2) GPL with Classpath Exception

This license permits static linking of “independent modules”, but it may be hard to argue that .class files combined into a single JAR are independent.

3) “Public” or file-based licenses (CDDL, EPL, MPL)

The Copyleft impact from these licenses are primarily limited to the file level so this is the best case to argue that you can combine class files into one JAR without Copyleft impact.

For a component licensed under any of the Limited Copyleft licenses, you do have the option to dynamically link separate libraries (JARs) within a JVM. This is different from GPL-licensed code, as described above, because you can dynamically link libraries under a Limited Copyleft license inside a JVM without a Copyleft impact on other libraries.

The recommended best practice is to Deploy any Java library under a Limited Copyleft license as a separate “dynamic” library as provisioned from the original OSS project. This is the best way to avoid Copyleft impact.

Combined JARs: uber-jars, mega-jars and fat-jars

Java code is typically packaged and redistributed as pre-compiled .class files assembled in one or more JAR libraries. Open source Java libraries are commonly downloaded at build time from a repository such as Maven (either a private or the Maven Central public repository).

The process of creating a Combined JAR is to combine the .class files from all of the third-party dependency JARs together with proprietary-licensed .class files in a single JAR. This larger Combined JAR mixes open source (and possibly Copyleft-licensed code) and proprietary code in a single JAR.

Creating larger Combined JARs is typically automated as part of a product build. Maven-based build plugins and tools include Maven Shade, one-jar, fat jar and others.

In most cases, this is an addition to the build that is easily reversed to revert to a multi-jar deployment approach. The technical purpose of building a Combined JAR may be to:

  • Simplify the deployment or configuration of some larger Java applications by reducing the number of .jar libraries to be deployed.
  • Simplify runtime configuration. In particular the Java class paths do not need to be configured to reference the dependencies since they are all contained in a single executable library.
  • Accelerate initial loading of the application in the JVM where startup time is critical for the application. This acceleration is likely to be minimal.
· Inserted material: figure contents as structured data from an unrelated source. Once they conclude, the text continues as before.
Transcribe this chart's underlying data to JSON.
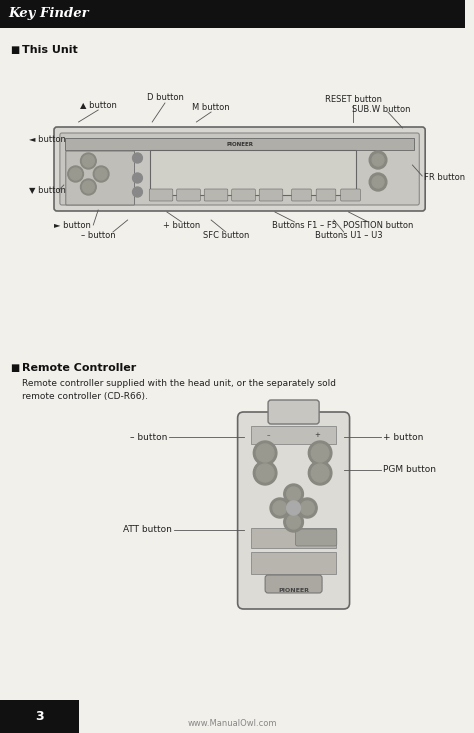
{
  "bg_color": "#f2f0eb",
  "header_bg": "#111111",
  "header_text": "Key Finder",
  "header_text_color": "#ffffff",
  "section1_title": "This Unit",
  "section2_title": "Remote Controller",
  "section2_body1": "Remote controller supplied with the head unit, or the separately sold",
  "section2_body2": "remote controller (CD-R66).",
  "footer_text": "www.ManualOwl.com",
  "page_number": "3"
}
In addition to the Copyleft interaction issues outlined above, some other disadvantages of using Combined JARs are:

  • In the process of creating a Combined JAR, some common files with the same name and path (such as NOTICE, LICENSE) may be overwritten in a Combined JAR. Only one copy of each such file will exist in the Combined JAR. The terms of most open source licenses do not permit you to remove license or notice files.
  • The repackaging of un-modified JARs in a Combined JAR could be considered to be a modification. Most Copyleft licenses require you to track and document changes so this repackaging may require additional documentation work for the product team.
  • Tracing the package-version of an individual third-party component included in a Combined JAR may be difficult, which in turn may make it difficult to comply with Copyleft license conditions that require an offer to redistribute package-version-specific source code.
  • When updating software, the entire Combined JAR will need to be rebuilt even if most individual third-party packages are unchanged. In particular if a single third-party component JAR needs to be updated for a vulnerability, bug or new feature fix, then the whole Combined JAR need to be redistributed to customers.
  • If several larger Combined JARs are created in a product, the resulting size of the executables may be larger, as the contents of every shared third-party JAR will be duplicated in each Combined JAR instead of being shared across modules. Thus, a Combined JAR can impede the possibility and flexibility of Java library reuse.
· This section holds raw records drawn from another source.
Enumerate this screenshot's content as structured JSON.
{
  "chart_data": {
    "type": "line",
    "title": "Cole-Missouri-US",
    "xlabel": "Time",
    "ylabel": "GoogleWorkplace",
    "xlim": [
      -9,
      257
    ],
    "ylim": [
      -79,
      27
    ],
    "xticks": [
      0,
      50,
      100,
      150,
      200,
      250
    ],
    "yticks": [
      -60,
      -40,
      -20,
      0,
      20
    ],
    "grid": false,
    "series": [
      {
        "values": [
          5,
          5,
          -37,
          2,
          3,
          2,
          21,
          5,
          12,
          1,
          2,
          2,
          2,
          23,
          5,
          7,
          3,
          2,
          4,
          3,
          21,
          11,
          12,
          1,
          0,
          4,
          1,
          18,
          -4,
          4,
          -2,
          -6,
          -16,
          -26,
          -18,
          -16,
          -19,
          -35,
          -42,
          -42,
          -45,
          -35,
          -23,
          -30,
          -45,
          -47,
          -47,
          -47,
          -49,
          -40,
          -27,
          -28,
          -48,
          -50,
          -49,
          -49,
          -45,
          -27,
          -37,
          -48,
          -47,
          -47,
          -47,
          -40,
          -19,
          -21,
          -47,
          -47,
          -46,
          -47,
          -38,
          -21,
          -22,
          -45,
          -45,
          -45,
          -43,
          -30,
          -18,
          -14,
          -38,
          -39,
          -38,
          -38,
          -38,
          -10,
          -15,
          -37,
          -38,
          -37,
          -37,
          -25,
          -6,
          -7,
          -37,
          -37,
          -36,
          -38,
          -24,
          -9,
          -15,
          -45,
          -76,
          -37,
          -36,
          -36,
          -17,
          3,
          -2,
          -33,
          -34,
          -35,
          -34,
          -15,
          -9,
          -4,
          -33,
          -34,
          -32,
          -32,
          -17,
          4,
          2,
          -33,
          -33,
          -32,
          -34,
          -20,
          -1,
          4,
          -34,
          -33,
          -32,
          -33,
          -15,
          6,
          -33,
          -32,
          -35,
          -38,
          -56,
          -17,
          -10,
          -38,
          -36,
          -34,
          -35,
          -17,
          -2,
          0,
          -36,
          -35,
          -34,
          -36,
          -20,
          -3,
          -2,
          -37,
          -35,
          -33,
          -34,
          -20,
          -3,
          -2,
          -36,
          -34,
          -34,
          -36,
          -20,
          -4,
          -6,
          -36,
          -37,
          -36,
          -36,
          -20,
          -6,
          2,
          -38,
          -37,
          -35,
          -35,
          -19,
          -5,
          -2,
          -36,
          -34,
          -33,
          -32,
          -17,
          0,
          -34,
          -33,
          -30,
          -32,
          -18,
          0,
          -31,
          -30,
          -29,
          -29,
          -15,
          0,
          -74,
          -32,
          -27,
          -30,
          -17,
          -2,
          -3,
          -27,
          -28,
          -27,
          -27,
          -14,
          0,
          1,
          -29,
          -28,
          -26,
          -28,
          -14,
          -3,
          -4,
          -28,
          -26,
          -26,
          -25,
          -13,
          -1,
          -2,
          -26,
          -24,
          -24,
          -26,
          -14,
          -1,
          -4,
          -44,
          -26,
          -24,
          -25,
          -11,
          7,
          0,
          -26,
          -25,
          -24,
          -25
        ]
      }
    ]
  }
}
In general, Combined JARs are best suited for Deployment of Java applications in an internal system/IT- or SaaS-only use case where some of their benefits are measurable and there are fewer issues related to license compliance and Copyleft-licensed component interaction.

When used in a commercial product that is distributed in any way, the issues attached to larger combined JARs usually outweigh any technical benefits that they may offer.